The effect that the cancellation of spring sports had on Mason


Photo courtesy of Megan Clinton

The softball team reflects after their first scrimmage of the season. They and many other student-athletes had their sport’s season cut short.

Megan Clinton, News Editor

After Governor Ralph Northam announced that all Virginia schools must be closed for the rest of the school year due to the coronavirus (COVID-19) pandemic, the Virginia High School League (VHSL) announced that spring sports and activities were canceled. Most teams didn’t get the chance to officially start their season and only had a few scrimmages before their season was cut short.

“I know all of our Mason Spring athletes are hurting right now, but we will all get through it if we help each other and lean on each other,” said Frank Spinello, the varsity boys soccer head coach. “Most of all we need to keep ourselves and those around us safe so we can all get back on the field.”

“I’m not sure how I feel about it, because health is a top priority, but I think it especially affects seniors and people looking to get recruited to play sports in college,” Olivia Games, a sophomore who runs track, said. “It’s really upsetting that seniors like my sister won’t get to play their sport and end their high school athletic careers properly.” 

The cancellation was hard on all of the coaches and student-athletes, especially the seniors who won’t be able to play next year. Despite this, sports teams are trying to keep their spirits up.

“Our team morale is surprisingly good,” Spinello said. “It is killing our guys to not be on the field together, but we are trying to stay as positive as we can and learn to allow it to make us stronger. I hope that our video meetings are helpful. Most of our team has been playing together for a while, so it is like a family.”

Some sports teams such as softball and soccer have held virtual meetings a couple of times a week, to check-in and stay connected.

Starting last week, the boys soccer team has been having virtual team meetings twice a week for anyone on the JV or Varsity that would like to attend,” Spinello said. “We talk about the loss of the season as we know it.”
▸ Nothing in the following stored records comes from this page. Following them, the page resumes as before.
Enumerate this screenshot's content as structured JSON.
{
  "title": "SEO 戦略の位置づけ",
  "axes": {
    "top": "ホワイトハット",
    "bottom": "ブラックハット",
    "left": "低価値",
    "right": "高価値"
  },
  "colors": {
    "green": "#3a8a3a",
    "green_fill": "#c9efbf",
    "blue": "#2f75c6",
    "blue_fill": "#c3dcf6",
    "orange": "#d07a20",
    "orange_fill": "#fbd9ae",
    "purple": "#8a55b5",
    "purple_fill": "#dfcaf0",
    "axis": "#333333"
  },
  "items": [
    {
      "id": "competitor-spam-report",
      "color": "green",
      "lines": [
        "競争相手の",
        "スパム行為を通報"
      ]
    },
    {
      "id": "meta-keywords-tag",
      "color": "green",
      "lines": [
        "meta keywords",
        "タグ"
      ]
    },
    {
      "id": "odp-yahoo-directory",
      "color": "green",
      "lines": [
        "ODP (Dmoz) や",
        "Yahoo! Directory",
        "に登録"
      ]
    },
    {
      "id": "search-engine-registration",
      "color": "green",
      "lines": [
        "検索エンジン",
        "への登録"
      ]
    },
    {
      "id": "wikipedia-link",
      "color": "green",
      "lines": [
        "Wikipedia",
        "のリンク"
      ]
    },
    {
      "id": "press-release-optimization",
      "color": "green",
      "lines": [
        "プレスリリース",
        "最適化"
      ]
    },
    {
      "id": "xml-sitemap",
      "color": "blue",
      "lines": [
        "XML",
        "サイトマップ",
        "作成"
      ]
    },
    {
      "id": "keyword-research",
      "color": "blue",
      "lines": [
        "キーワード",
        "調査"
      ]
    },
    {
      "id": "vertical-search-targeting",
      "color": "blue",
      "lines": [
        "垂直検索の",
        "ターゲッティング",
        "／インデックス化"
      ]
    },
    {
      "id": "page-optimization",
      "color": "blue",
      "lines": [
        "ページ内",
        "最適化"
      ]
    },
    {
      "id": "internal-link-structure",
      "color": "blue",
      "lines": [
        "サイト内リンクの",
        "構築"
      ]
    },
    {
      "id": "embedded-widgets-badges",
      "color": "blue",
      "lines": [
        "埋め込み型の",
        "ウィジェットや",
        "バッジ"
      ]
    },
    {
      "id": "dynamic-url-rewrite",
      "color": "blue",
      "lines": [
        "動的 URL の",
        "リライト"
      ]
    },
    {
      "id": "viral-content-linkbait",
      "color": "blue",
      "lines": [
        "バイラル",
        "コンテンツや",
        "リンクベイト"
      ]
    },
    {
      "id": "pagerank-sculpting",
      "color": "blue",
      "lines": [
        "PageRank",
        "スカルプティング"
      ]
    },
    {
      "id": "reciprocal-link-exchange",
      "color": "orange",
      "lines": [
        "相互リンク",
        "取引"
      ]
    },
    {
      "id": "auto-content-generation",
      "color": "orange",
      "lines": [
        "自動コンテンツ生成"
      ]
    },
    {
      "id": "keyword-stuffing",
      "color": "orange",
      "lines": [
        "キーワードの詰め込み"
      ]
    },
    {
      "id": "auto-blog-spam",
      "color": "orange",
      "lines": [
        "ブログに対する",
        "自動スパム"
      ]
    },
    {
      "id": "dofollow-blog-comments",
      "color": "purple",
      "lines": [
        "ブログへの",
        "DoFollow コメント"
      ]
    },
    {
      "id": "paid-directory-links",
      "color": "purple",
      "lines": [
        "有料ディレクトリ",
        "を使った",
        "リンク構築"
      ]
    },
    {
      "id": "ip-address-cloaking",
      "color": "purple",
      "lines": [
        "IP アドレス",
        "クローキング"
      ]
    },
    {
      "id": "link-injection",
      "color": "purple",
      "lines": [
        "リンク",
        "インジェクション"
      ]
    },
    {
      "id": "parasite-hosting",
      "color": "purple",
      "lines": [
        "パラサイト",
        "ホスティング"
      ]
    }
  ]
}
Some seniors still have hope that they will be able to play this summer, as VHSL has not ruled out the option of having spring sports play an abbreviated season or a tournament. The VHSL was scheduled to make an announcement regarding these options for the summer on Tuesday, March 24, but many student-athletes argued that the decision should be made in a couple of weeks after we have more clarity about the COVID-19 pandemic.
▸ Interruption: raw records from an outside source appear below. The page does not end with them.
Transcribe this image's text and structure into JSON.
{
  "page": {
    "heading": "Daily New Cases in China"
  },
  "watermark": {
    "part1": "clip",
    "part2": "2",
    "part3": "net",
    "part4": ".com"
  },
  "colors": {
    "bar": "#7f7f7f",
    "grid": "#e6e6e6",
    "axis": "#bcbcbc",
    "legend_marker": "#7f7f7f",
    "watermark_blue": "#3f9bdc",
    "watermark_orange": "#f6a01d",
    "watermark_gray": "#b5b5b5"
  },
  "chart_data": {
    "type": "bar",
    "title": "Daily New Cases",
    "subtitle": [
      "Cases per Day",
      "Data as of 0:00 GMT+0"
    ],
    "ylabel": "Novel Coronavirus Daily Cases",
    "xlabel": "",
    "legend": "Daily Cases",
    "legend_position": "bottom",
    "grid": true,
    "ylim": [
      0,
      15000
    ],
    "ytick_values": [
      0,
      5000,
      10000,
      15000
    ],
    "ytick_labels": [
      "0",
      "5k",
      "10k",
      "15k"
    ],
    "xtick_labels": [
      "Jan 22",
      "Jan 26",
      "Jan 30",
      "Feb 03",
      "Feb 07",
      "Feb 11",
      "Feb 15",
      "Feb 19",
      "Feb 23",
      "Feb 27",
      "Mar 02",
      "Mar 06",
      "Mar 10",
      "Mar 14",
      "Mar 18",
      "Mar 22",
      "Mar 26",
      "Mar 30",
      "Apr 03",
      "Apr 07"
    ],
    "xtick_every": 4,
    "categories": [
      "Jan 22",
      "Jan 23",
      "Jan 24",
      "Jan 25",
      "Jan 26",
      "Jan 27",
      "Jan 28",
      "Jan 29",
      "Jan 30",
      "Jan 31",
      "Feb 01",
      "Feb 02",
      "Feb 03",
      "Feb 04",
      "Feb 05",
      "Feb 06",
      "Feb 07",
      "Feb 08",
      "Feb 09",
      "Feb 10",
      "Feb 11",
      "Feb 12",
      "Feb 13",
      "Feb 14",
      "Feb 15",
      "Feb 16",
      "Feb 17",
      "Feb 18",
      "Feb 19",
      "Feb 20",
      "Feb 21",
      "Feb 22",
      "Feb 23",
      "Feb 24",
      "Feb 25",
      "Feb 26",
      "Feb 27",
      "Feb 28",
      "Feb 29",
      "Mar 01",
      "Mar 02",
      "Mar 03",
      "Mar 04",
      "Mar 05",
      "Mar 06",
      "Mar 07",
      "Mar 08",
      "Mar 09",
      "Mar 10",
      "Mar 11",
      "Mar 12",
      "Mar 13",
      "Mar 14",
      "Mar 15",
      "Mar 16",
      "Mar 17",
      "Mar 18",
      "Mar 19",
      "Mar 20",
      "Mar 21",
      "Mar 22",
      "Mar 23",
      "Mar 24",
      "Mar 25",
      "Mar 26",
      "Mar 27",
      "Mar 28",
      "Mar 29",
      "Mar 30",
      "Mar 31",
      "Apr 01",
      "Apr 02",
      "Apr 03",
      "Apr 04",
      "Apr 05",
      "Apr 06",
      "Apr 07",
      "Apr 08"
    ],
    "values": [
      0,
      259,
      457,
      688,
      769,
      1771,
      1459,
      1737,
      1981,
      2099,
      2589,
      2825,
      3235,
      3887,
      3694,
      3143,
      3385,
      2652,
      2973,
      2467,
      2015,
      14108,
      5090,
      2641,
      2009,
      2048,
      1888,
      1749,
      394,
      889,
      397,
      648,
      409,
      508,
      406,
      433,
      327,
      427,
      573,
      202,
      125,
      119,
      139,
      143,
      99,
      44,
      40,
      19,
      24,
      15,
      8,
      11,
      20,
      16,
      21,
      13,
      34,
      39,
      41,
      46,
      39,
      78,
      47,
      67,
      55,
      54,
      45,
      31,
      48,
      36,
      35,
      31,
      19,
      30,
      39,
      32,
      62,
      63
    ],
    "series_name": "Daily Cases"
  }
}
“I was really looking forward to this season, we had a good team and coaches,” Grace Games, a senior on the softball team, said. “Hopefully we will still be able to play in the summer.”
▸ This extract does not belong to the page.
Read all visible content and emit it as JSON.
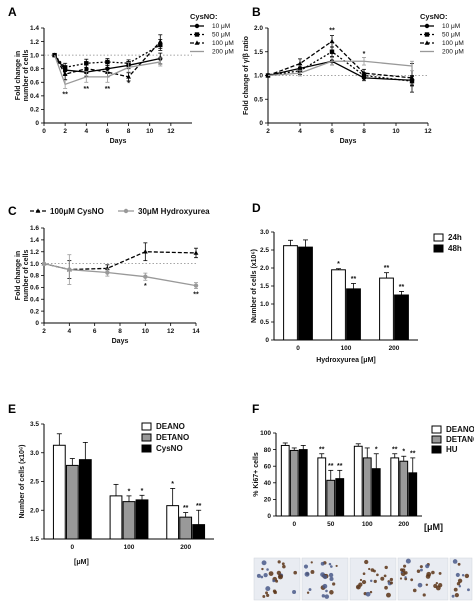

Grace Games advocated for the decision to be delayed and she signed a petition, along with 11,952 student-athletes across Virginia, requesting that the VHSL delay their decision. In the wake of the petition, the VHSL announced they would not make any decisions about the fate of the season until May.

“The crisis management team overwhelmingly felt a decision on an extension to the spring sports season should be put on hold until May,” said VHSL Executive Director John W. Haun said in a statement. “Any options for the spring sports season will require that COVID-19 is no longer a threat and poses no health risks to our student-athletes or the public.